1- Plus rien
« Je regardais à travers la vitre, assise sur le rebord d'une fenêtre. Ma jambe gauche était pliée, tandis que la droite se balançait dans le vide. Mes yeux balayaient l'extérieur mais mon esprit était absent, mes humeurs invisibles. Mes mains s'entrelaçaient sans but précis, et mes lèvres formaient une moue sans émotion.
Qu'avais-je fais ?
Je fermai les yeux, cherchant à tout oublier. Ou même à tout revivre une deuxième fois. Le passé, avec ses mauvais souvenirs, ses humeurs agitées. J'aimerai reprendre à zéro, reconstruire ma vie. A n'importe quel prix. Mais je sais que c'est impossible. Ce qui est fait est fait. Rien ne pourra changer les moments uniques qui sont passés. La vie est comme une rivière ; le même flux d'eau ne repasse jamais une deuxième fois.
C'est la fin.
La fin de tout, de ma vie, du monde, du bonheur.
Enfin non. Ma vie continue, mais j'ai l'impression d'être dans la peau d'une inconnue nageant en plein dans un cauchemars, le vivant les yeux ouverts.
Je pensais que le monde n'aurait jamais de fin. Mais je me trompais. Tout à une fin. Tout. Même la vie.
Dehors, le monde s'était arrêté. L'absence de vent donnait une impression figée à l'extérieur. Les arbres sans feuilles, l'herbe jaunie, les fleurs sans pétales et les rideaux tirés devant les fenêtres des maisons alentours ne bougeaient plus. Mort. Ils étaient morts. Comme tout le reste. La Terre n'était plus rien. Seulement une planète parmi les autres, géante mais sans vie.
Mais il y avait moi.
Oui, moi.
J'étais là. Pourquoi ?
J'essayai tant bien que mal de me rappeler ce qui s'était passé. Je me concentrai, effaçant le noir de mon esprit, décroisant les mains.
Mais la mémoire aussi a une fin. Les souvenirs s'effacent.
Malgré tout, certains éléments me revinrent en mémoire, mais si flous que j'eus du mal à les distinguer.
Je me souviens... du monde, des gens, des enfants. Tous qui courraient. Et puis la chose. Et enfin, le noir. Le néant. Un brouillard épais s'était abattu sur la Terre. Puis retour au néant complet.

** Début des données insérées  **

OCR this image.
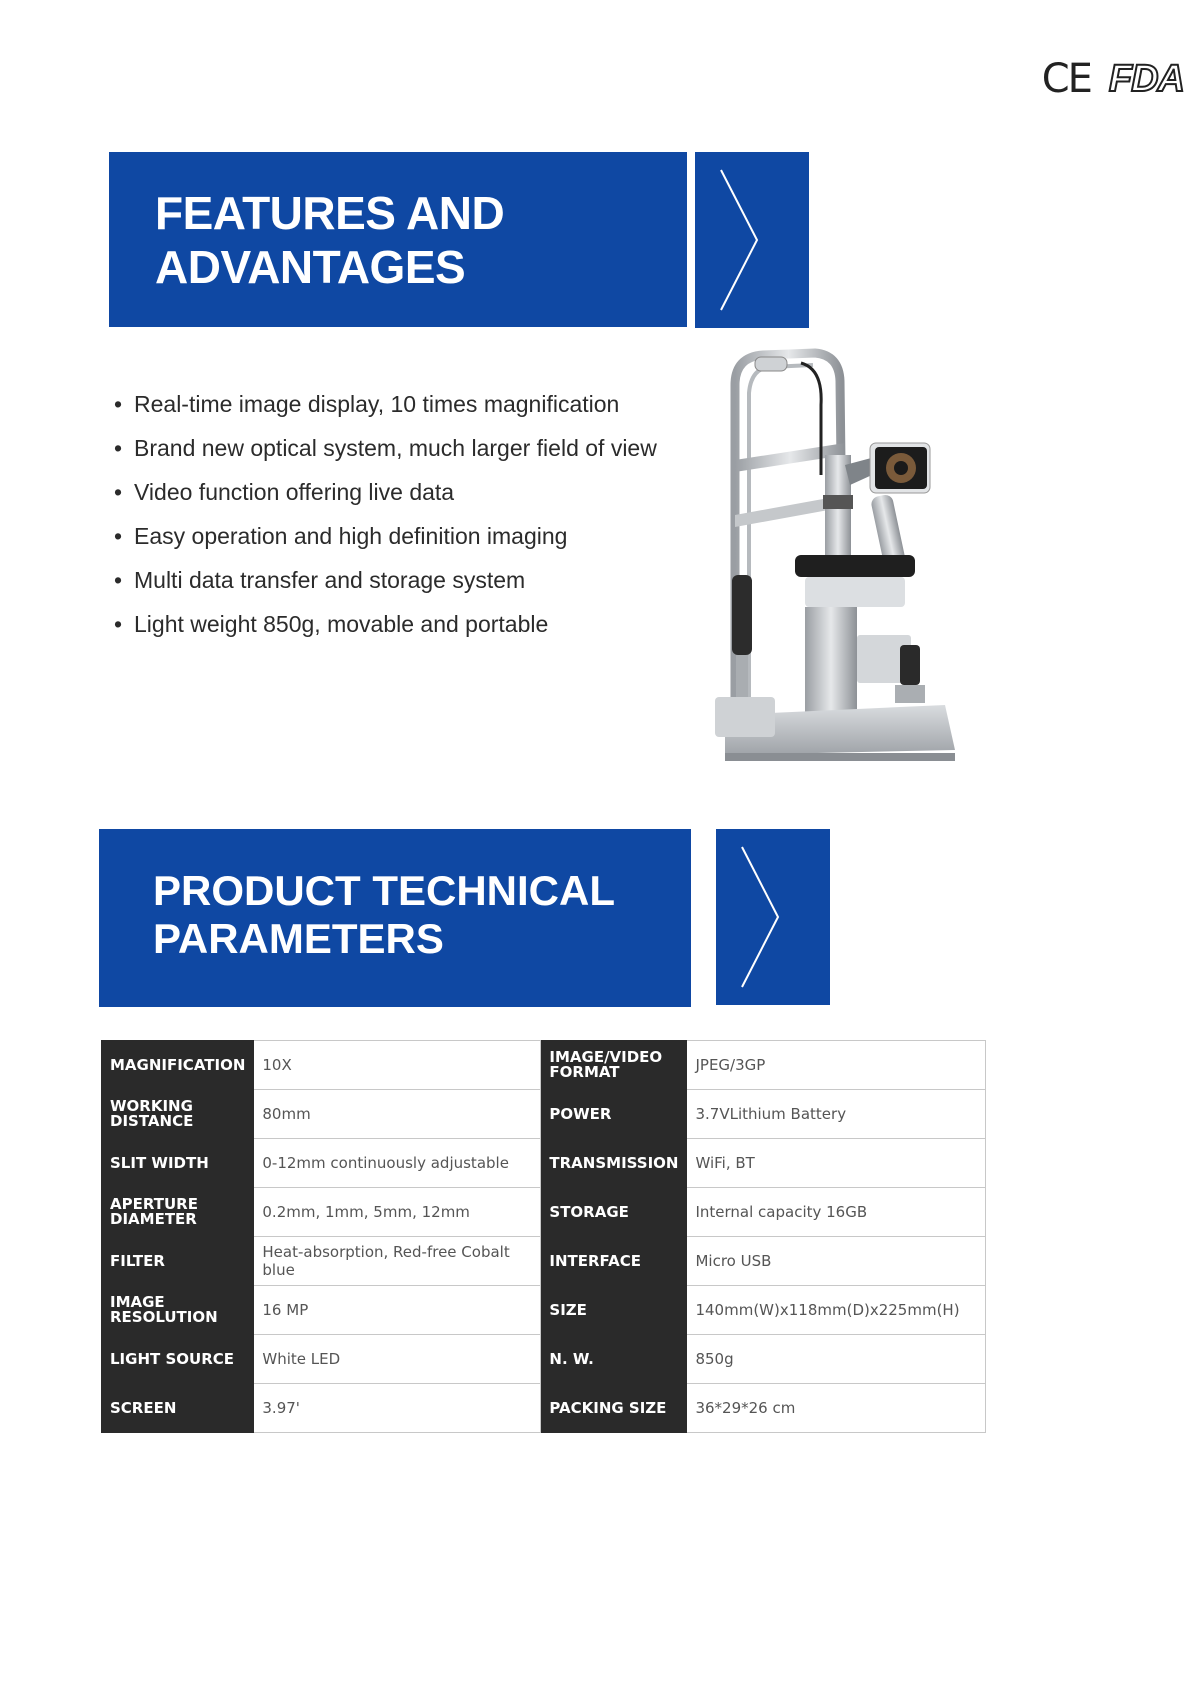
CE FDA
FEATURES AND
ADVANTAGES
• Real-time image display, 10 times magnification
• Brand new optical system, much larger field of view
• Video function offering live data
• Easy operation and high definition imaging
• Multi data transfer and storage system
• Light weight 850g, movable and portable
PRODUCT TECHNICAL
PARAMETERS
MAGNIFICATION	10X	IMAGE/VIDEO FORMAT	JPEG/3GP
WORKING DISTANCE	80mm	POWER	3.7VLithium Battery
SLIT WIDTH	0-12mm continuously adjustable	TRANSMISSION	WiFi, BT
APERTURE DIAMETER	0.2mm, 1mm, 5mm, 12mm	STORAGE	Internal capacity 16GB
FILTER	Heat-absorption, Red-free Cobalt blue	INTERFACE	Micro USB
IMAGE RESOLUTION	16 MP	SIZE	140mm(W)x118mm(D)x225mm(H)
LIGHT SOURCE	White LED	N. W.	850g
SCREEN	3.97'	PACKING SIZE	36*29*26 cm
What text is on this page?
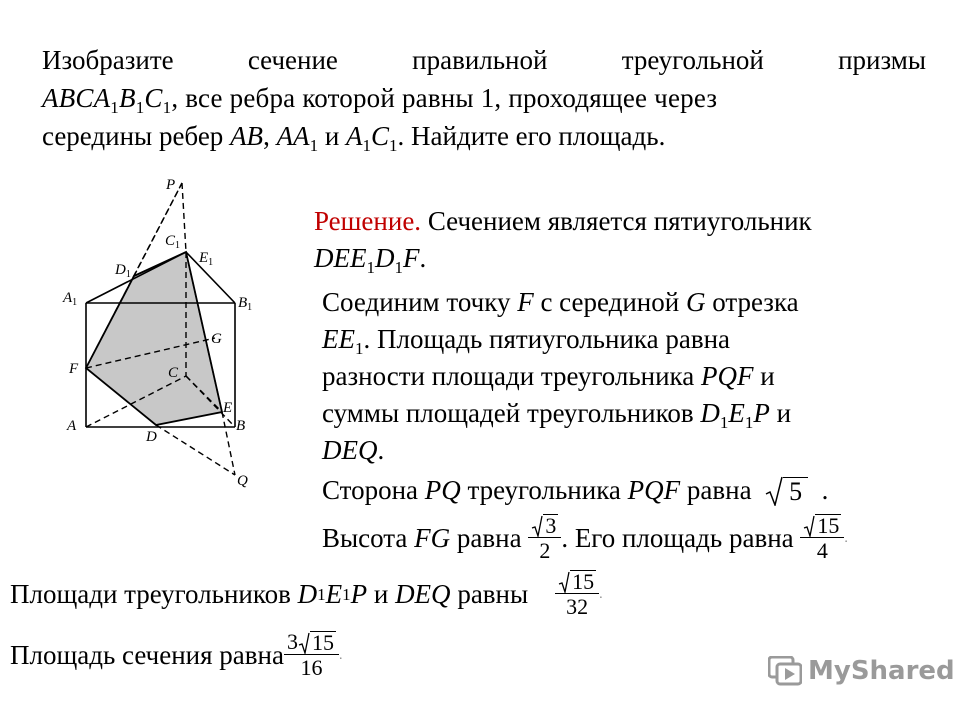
Изобразите	сечение	правильной	треугольной	призмы
$ABCA_1B_1C_1$, все ребра которой равны 1, проходящее через
середины ребер AB, $AA_1$ и $A_1C_1$. Найдите его площадь.
P
$C_1$
$D_1$
$E_1$
$A_1$	$B_1$
G
F	C
E
A
D
B
Q
Решение. Сечением является пятиугольник
$DEE_1D_1F$.
Соединим точку F с серединой G отрезка
$EE_1$. Площадь пятиугольника равна
разности площади треугольника PQF и
суммы площадей треугольников $D_1E_1P$ и
DEQ.
Сторона
PQ
треугольника
PQF
равна
5 .
Высота
FG
равна
$\frac{3}{2}$ . Его площадь равна
$\frac{15}{4}$ .
Площади треугольников
D 1 E 1 P и DEQ
равны
$\frac{15}{32}$ .
Площадь сечения равна $\frac{3 15}{16}$ .
MyShared
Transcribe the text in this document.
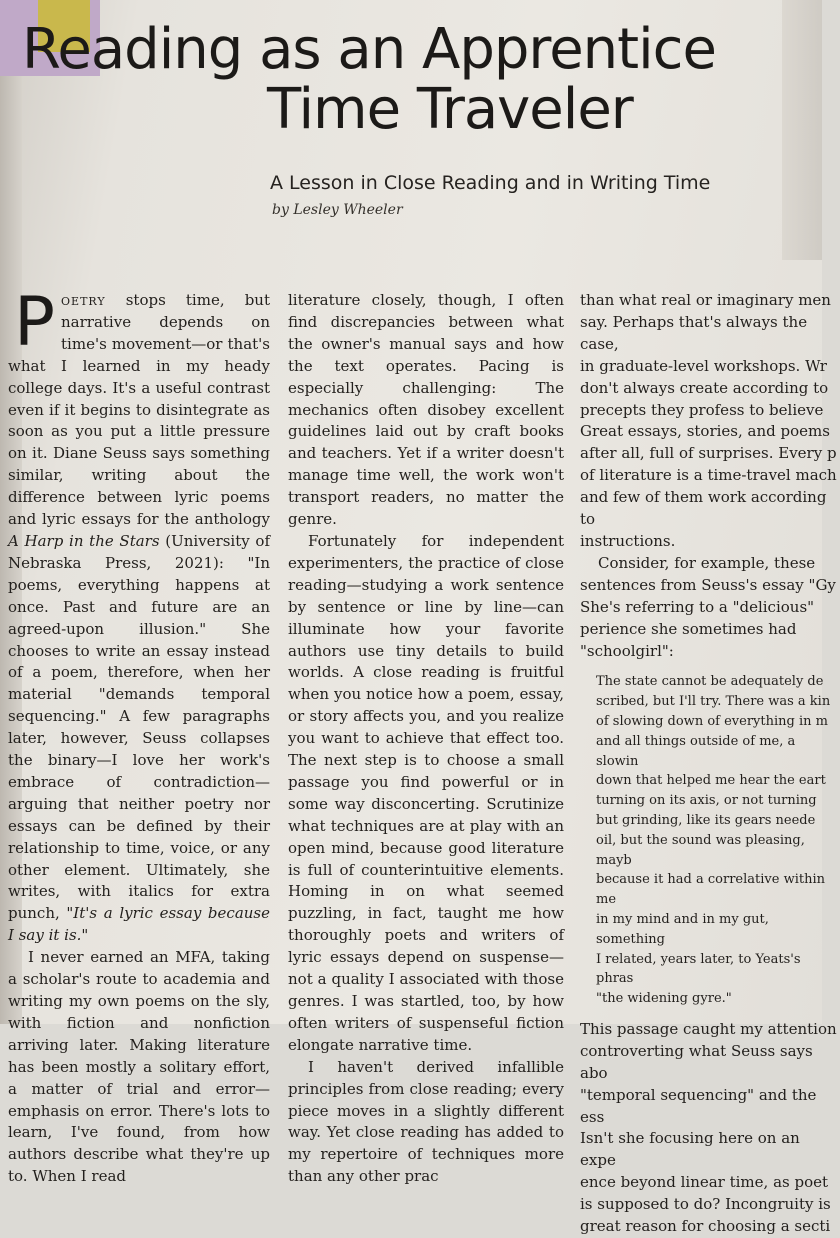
Reading as an Apprentice
Time Traveler
A Lesson in Close Reading and in Writing Time
by Lesley Wheeler

Poetry stops time, but narrative depends on time's movement—or that's what I learned in my heady college days. It's a useful contrast even if it begins to disintegrate as soon as you put a little pressure on it. Diane Seuss says something similar, writing about the difference between lyric poems and lyric essays for the anthology A Harp in the Stars (University of Nebraska Press, 2021): "In poems, everything happens at once. Past and future are an agreed-upon illusion." She chooses to write an essay instead of a poem, therefore, when her material "demands temporal sequencing." A few paragraphs later, however, Seuss collapses the binary—I love her work's embrace of contradiction—arguing that neither poetry nor essays can be defined by their relationship to time, voice, or any other element. Ultimately, she writes, with italics for extra punch, "It's a lyric essay because I say it is."

I never earned an MFA, taking a scholar's route to academia and writing my own poems on the sly, with fiction and nonfiction arriving later. Making literature has been mostly a solitary effort, a matter of trial and error—emphasis on error. There's lots to learn, I've found, from how authors describe what they're up to. When I read

literature closely, though, I often find discrepancies between what the owner's manual says and how the text operates. Pacing is especially challenging: The mechanics often disobey excellent guidelines laid out by craft books and teachers. Yet if a writer doesn't manage time well, the work won't transport readers, no matter the genre.

Fortunately for independent experimenters, the practice of close reading—studying a work sentence by sentence or line by line—can illuminate how your favorite authors use tiny details to build worlds. A close reading is fruitful when you notice how a poem, essay, or story affects you, and you realize you want to achieve that effect too. The next step is to choose a small passage you find powerful or in some way disconcerting. Scrutinize what techniques are at play with an open mind, because good literature is full of counterintuitive elements. Homing in on what seemed puzzling, in fact, taught me how thoroughly poets and writers of lyric essays depend on suspense—not a quality I associated with those genres. I was startled, too, by how often writers of suspenseful fiction elongate narrative time.

I haven't derived infallible principles from close reading; every piece moves in a slightly different way. Yet close reading has added to my repertoire of techniques more than any other prac

than what real or imaginary men
say. Perhaps that's always the case,
in graduate-level workshops. Wr
don't always create according to
precepts they profess to believe
Great essays, stories, and poems
after all, full of surprises. Every p
of literature is a time-travel mach
and few of them work according to
instructions.

Consider, for example, these
sentences from Seuss's essay "Gy
She's referring to a "delicious"
perience she sometimes had
"schoolgirl":

The state cannot be adequately de
scribed, but I'll try. There was a kin
of slowing down of everything in m
and all things outside of me, a slowin
down that helped me hear the eart
turning on its axis, or not turning
but grinding, like its gears neede
oil, but the sound was pleasing, mayb
because it had a correlative within me
in my mind and in my gut, something
I related, years later, to Yeats's phras
"the widening gyre."

This passage caught my attention
controverting what Seuss says abo
"temporal sequencing" and the ess
Isn't she focusing here on an expe
ence beyond linear time, as poet
is supposed to do? Incongruity is
great reason for choosing a secti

Je secouai la tête et chassai de mon esprit ses pensées vagues. Les muscles endolories, je me levai. Depuis combien de temps étais-je là, assise sur le rebord de cette fenêtre ? Une heure ? Une journée ? Une semaine ? Je n'en avais aucune idée.
Je fis quelques pas pour dégourdir mes jambes. Où étais-je ? Incapable de m'en souvenir... Comment étais-je arrivé là, à cette fenêtre, dans cette maison à moitié détruite qui ne me disait rien ?
J'avais tout détruit.
La chose avait tout emporté, et ma mémoire y compris.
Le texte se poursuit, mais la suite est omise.